Einer Parade gleich fuhren der neue Sattelschlepper, der vorerst auf der neuen Linie 5 Richtung Gönningen testweise Radfahrer und Rad mitnimmt, der kleine Quartiers-, ein Linien- und Gelenkbus, angeführt vom Elektrobus, vor. Hinter dessen Steuer saß sichtlich zufrieden RSV-Geschäftsführer Mark Hogenmüller. Thomas Keck sah in dieser feierlichen Eröffnung den Beginn einer neuen Dimension des öffentlichen Personennahverkehrs in Reutlingen.
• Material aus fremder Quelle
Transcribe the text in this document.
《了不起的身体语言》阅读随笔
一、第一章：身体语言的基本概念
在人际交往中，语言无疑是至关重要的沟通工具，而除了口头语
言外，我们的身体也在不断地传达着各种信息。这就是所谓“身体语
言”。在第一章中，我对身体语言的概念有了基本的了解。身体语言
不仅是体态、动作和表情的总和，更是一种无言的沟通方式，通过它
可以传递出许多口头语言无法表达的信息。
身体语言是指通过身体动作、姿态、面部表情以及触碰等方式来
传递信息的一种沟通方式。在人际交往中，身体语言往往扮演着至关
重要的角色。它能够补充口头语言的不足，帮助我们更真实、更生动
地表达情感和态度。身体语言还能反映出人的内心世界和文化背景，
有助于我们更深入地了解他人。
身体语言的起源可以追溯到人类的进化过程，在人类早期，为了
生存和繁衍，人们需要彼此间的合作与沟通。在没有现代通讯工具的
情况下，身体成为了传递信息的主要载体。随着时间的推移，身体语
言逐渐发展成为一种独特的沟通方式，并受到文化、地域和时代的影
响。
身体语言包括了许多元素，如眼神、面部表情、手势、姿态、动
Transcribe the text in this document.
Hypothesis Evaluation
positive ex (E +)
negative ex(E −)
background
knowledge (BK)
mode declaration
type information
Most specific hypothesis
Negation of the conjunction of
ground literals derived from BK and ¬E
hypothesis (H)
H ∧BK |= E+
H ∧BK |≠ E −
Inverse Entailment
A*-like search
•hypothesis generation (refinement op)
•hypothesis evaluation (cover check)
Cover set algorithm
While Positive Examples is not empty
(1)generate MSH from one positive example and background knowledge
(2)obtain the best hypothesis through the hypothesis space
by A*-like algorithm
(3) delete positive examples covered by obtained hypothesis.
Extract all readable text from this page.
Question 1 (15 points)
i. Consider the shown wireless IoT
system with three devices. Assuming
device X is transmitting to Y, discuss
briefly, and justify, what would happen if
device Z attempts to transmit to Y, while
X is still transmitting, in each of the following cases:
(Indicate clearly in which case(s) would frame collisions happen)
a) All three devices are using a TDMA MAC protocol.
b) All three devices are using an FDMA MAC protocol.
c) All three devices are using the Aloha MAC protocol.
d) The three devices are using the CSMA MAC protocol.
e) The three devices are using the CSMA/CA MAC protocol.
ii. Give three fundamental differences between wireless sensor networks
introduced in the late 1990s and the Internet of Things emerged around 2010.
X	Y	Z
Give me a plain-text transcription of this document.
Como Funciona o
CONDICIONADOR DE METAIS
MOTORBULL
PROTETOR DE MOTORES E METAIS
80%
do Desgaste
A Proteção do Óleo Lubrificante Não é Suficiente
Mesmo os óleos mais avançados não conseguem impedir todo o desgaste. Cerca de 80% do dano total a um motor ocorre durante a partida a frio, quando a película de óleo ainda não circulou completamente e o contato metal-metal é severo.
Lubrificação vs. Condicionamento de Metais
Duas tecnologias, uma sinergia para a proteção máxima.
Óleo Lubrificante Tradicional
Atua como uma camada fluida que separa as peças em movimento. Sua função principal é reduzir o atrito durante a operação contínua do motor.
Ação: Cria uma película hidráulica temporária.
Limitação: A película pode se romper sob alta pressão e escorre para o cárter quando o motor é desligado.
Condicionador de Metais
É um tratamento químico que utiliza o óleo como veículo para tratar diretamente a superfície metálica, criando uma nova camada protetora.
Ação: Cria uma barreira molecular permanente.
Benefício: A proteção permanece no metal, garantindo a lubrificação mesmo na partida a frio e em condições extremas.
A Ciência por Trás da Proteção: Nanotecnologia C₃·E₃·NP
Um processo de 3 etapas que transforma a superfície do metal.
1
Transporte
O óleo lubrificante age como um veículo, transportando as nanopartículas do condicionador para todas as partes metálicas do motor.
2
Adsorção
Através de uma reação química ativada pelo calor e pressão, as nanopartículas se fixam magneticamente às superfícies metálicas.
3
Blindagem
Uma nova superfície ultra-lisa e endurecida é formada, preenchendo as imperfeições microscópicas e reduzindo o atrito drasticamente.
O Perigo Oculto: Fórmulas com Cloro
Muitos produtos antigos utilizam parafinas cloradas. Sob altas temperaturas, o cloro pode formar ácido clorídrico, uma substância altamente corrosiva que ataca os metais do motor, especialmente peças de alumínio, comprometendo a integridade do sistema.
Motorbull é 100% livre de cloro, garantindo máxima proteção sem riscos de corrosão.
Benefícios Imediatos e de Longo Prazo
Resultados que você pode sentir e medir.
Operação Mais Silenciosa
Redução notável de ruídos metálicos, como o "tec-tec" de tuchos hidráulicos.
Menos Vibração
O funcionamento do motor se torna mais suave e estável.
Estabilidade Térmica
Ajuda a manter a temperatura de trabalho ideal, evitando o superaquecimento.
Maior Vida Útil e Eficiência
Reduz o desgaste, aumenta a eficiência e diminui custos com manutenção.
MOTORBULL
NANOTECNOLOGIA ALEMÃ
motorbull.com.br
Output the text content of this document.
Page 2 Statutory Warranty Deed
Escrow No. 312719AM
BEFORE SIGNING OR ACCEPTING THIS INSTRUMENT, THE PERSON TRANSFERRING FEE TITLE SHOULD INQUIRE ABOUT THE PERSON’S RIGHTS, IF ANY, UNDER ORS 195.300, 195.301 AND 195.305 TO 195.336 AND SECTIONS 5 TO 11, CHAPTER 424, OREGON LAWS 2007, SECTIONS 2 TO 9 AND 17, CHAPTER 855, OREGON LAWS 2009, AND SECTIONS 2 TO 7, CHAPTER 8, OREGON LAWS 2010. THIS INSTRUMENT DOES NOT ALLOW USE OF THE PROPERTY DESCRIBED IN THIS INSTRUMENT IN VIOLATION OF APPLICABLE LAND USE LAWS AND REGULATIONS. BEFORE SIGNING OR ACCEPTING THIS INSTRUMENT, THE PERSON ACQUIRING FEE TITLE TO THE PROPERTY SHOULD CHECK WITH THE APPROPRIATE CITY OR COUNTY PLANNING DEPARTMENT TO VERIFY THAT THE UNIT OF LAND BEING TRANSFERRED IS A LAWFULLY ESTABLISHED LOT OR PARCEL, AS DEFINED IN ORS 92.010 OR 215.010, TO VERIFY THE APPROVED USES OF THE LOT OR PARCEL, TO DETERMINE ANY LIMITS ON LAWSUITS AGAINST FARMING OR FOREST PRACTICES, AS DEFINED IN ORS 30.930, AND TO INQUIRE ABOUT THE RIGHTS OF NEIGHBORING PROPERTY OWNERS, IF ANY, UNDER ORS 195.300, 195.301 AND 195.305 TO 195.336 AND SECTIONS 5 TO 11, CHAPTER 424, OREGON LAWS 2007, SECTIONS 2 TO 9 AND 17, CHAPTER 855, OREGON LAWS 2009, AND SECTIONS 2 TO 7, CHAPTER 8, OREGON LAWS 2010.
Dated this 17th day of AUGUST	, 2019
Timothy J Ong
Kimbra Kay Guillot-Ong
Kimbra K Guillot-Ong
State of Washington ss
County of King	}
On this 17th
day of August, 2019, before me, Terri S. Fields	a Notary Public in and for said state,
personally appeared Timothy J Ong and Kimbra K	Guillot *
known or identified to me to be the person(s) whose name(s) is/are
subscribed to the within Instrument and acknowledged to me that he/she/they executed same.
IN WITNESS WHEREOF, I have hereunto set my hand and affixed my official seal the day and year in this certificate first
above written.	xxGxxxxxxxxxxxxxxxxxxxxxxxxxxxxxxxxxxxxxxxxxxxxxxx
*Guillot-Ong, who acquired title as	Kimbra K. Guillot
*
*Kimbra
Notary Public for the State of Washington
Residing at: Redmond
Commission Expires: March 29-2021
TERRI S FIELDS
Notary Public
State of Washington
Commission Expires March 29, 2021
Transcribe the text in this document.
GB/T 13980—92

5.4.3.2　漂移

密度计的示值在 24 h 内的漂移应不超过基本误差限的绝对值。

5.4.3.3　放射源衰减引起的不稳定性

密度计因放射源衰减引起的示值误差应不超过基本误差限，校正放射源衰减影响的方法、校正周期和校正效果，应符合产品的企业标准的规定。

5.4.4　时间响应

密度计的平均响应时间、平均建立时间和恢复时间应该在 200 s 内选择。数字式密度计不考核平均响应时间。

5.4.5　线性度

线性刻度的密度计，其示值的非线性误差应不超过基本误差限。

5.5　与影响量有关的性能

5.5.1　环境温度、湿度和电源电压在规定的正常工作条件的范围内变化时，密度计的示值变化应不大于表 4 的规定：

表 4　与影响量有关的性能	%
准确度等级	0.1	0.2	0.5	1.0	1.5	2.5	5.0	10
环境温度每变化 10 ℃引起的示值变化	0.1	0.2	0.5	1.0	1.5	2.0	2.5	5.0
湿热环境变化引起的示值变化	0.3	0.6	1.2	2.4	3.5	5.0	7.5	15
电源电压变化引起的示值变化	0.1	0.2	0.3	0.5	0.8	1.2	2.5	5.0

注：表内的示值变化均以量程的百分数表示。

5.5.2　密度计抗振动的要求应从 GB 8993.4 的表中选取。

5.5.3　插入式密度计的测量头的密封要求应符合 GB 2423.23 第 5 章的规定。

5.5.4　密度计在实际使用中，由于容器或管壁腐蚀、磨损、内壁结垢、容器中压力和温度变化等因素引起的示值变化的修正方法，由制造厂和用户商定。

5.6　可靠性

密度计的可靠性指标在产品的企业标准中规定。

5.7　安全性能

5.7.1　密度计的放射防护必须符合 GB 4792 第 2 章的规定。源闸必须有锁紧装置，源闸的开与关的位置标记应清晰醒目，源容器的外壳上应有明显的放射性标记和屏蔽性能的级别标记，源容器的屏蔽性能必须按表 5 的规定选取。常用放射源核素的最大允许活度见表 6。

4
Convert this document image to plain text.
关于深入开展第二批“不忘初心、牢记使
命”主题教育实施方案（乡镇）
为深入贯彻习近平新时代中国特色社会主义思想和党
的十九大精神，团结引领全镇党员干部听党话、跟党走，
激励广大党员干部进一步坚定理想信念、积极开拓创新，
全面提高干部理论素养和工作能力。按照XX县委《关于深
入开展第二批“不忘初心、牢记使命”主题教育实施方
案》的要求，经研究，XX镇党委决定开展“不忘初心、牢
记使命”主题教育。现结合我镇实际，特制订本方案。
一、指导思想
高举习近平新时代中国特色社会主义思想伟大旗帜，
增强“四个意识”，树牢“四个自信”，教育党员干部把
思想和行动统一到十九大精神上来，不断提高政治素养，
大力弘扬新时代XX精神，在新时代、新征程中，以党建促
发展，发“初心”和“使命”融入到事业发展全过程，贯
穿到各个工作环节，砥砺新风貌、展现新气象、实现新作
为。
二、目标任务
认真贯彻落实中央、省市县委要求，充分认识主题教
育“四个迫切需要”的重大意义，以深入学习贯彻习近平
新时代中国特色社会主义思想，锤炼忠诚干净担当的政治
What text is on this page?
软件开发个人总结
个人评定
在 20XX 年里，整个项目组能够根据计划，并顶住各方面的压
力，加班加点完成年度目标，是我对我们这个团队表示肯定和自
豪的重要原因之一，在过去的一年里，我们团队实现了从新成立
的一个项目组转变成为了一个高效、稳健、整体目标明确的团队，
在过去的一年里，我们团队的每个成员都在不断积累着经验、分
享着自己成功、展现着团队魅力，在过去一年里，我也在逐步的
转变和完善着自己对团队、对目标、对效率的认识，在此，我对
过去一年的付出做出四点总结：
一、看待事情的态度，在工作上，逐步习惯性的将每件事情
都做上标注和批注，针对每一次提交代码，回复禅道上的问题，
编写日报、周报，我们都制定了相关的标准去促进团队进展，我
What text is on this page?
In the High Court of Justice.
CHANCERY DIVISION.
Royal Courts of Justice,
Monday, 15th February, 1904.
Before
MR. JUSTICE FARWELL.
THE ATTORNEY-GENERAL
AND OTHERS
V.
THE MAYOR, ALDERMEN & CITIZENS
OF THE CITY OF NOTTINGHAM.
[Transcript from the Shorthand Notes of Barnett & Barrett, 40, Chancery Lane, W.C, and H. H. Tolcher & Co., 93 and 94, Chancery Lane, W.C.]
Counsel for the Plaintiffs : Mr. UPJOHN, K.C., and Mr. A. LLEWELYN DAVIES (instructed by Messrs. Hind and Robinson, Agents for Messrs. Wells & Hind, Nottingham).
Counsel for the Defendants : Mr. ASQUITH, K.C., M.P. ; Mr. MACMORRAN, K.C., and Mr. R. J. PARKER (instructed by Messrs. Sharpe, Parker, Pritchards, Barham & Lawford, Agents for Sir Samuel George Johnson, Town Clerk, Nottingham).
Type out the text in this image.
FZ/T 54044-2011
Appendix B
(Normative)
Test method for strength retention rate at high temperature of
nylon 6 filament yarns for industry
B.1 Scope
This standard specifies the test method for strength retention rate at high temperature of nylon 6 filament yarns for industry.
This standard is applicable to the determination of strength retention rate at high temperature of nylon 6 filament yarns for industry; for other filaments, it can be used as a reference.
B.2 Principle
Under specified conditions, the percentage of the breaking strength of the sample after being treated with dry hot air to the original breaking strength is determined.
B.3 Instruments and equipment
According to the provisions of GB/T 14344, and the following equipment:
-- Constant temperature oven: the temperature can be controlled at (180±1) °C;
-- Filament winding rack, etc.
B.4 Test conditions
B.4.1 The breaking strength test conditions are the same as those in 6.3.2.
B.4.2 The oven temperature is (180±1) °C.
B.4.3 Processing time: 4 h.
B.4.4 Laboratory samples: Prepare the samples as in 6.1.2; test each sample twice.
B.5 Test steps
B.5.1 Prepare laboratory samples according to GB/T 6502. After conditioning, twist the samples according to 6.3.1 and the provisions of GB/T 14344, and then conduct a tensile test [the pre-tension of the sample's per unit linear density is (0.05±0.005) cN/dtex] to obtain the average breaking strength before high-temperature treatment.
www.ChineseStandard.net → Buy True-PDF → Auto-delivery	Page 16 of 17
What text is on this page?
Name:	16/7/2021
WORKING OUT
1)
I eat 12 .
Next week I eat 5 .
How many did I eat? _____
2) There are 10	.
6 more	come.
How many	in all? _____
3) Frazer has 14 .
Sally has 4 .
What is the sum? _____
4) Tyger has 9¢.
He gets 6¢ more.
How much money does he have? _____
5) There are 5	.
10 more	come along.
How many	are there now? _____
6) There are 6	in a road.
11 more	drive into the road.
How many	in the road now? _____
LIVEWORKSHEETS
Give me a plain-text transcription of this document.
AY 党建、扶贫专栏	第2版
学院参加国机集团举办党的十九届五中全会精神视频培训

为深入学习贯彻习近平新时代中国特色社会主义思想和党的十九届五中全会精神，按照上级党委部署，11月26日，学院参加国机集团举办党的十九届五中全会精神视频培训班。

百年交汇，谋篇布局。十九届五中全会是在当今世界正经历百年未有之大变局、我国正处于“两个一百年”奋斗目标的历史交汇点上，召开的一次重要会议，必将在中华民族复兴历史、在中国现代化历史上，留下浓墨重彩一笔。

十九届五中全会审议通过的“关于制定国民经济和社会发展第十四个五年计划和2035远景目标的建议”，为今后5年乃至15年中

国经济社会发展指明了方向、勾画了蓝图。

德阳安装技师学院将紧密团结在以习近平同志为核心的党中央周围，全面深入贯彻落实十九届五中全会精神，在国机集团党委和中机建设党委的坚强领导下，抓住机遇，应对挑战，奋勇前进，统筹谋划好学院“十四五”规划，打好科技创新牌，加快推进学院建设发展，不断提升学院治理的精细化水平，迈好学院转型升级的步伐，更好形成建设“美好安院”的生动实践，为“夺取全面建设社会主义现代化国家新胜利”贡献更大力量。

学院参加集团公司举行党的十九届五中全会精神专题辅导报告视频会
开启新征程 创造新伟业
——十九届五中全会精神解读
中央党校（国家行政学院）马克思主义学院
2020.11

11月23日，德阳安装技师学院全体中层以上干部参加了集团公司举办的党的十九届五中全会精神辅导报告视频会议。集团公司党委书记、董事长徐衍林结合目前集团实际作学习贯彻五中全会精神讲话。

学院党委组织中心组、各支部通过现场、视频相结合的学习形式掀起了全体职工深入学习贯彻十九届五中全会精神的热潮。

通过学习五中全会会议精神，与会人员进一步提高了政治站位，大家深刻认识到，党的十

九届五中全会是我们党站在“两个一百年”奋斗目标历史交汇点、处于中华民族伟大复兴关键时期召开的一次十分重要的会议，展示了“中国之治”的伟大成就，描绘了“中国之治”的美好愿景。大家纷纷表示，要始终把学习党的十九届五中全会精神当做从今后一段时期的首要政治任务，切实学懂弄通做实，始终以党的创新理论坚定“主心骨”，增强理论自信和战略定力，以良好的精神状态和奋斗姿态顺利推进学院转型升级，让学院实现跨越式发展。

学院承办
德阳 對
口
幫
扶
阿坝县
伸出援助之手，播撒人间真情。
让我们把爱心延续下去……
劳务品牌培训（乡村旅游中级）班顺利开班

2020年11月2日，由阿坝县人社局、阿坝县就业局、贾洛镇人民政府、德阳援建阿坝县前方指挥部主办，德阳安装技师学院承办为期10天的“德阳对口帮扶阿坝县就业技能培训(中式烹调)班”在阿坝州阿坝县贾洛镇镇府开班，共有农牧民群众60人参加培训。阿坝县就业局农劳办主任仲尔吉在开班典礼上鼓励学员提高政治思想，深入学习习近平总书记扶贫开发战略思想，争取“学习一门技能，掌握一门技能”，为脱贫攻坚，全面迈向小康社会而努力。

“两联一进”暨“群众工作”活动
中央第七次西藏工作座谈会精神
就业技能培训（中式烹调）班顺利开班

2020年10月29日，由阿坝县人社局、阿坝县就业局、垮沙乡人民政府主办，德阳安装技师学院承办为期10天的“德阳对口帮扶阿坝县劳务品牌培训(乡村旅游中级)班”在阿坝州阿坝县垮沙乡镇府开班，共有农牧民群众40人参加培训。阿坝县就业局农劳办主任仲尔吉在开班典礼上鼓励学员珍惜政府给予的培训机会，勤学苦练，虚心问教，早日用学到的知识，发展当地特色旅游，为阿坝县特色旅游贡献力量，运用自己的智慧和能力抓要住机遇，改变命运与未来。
Zehn neue Buslinien, mehr als 100 neue Bushaltestellen, sechs statt vier Millionen Fahrplankilometer und 271 000 Fahrplanstunden zählte er in seinem Grußwort auf. »Viele Wege zwischen Stadtteilen, Bezirksgemeinden und Gewerbegebieten können künftig ohne Umsteigen in der Innenstadt zurückgelegt werden«, sagte Keck. »Kleinbusse erreichen künftig auch Wohngebiete in Hanglagen.«
Bereits unter Barbara Bosch habe der Gemeinderat 48 Millionen Euro in die mittelfristige Finanzplanung für Mobilität und Klimaschutz in den Haushalt eingestellt. Lediglich sechs Monate dauerte die Realisierung des Großprojektes. In dieser Zeit wurde auch die Gartenstraße für das Konzept umgebaut, »eine gewaltige Leistung«, betonte Keck und hebt die Zusammenarbeit der Kooperationspartner, Stadt Reutlingen und RSV, als »herausragendes Beispiel für interkommunale Kooperation« hervor.
Das neue Buskonzept stieß schon vor der offiziellen Eröffnung auf großes Interesse. Nicht nur, dass das noch kurfristig organisierte Zelt für das Stadtbusfest mit vielen Bürgern, Stadträten, Stadtspitze, Bürgermeistern aus den Nachbarorten, dem Bundestagsabgeordneten Michael Donth (CDU) und dem Landtagsabgeordneten Thomas Poreski (Grüne) gut gefüllt war. Auch die 15 000 gedruckten Exemplare der grünen Fahrplanbücher waren schnell vergriffen.
»Mobilitätswende heißt in erster Linie auch Klimaschutz«
»Mobilitätswende heißt in erster Linie auch Klimaschutz«, sagte Keck. »Nach Berechnungen des Umweltbundesamtes spart die Fahrt mit dem Linienbus mindestens die Hälfte der Emissionen an Treibhausgasen gegenüber dem Pkw.« Diesen Aspekt betonte auch Staatssekretär Steffen Bilger vom Bundesverkehrsministerium. »Das stellt den Beginn eines neuen Mobilitätszeitalters in der Stadt Reutlingen dar«, sagte Bilger.
Als eine von fünf Modellstädten des bundesweiten Sofortprogramms »Saubere Luft« wird Reutlingen mit 14,5 Millionen Euro für zwei Jahre vom Bund gefördert. Attraktiver öffentlicher Nahverkehr, bessere Luft, ein wichtiger Beitrag zum Umweltschutz waren Bilgers Schlagworte. Er erhofft sich zudem eine weitere Senkung der Stickoxidwerte in Reutlingen, was unter anderem durch den Bau des Scheibengipfeltunnels bereits angestoßen worden sei.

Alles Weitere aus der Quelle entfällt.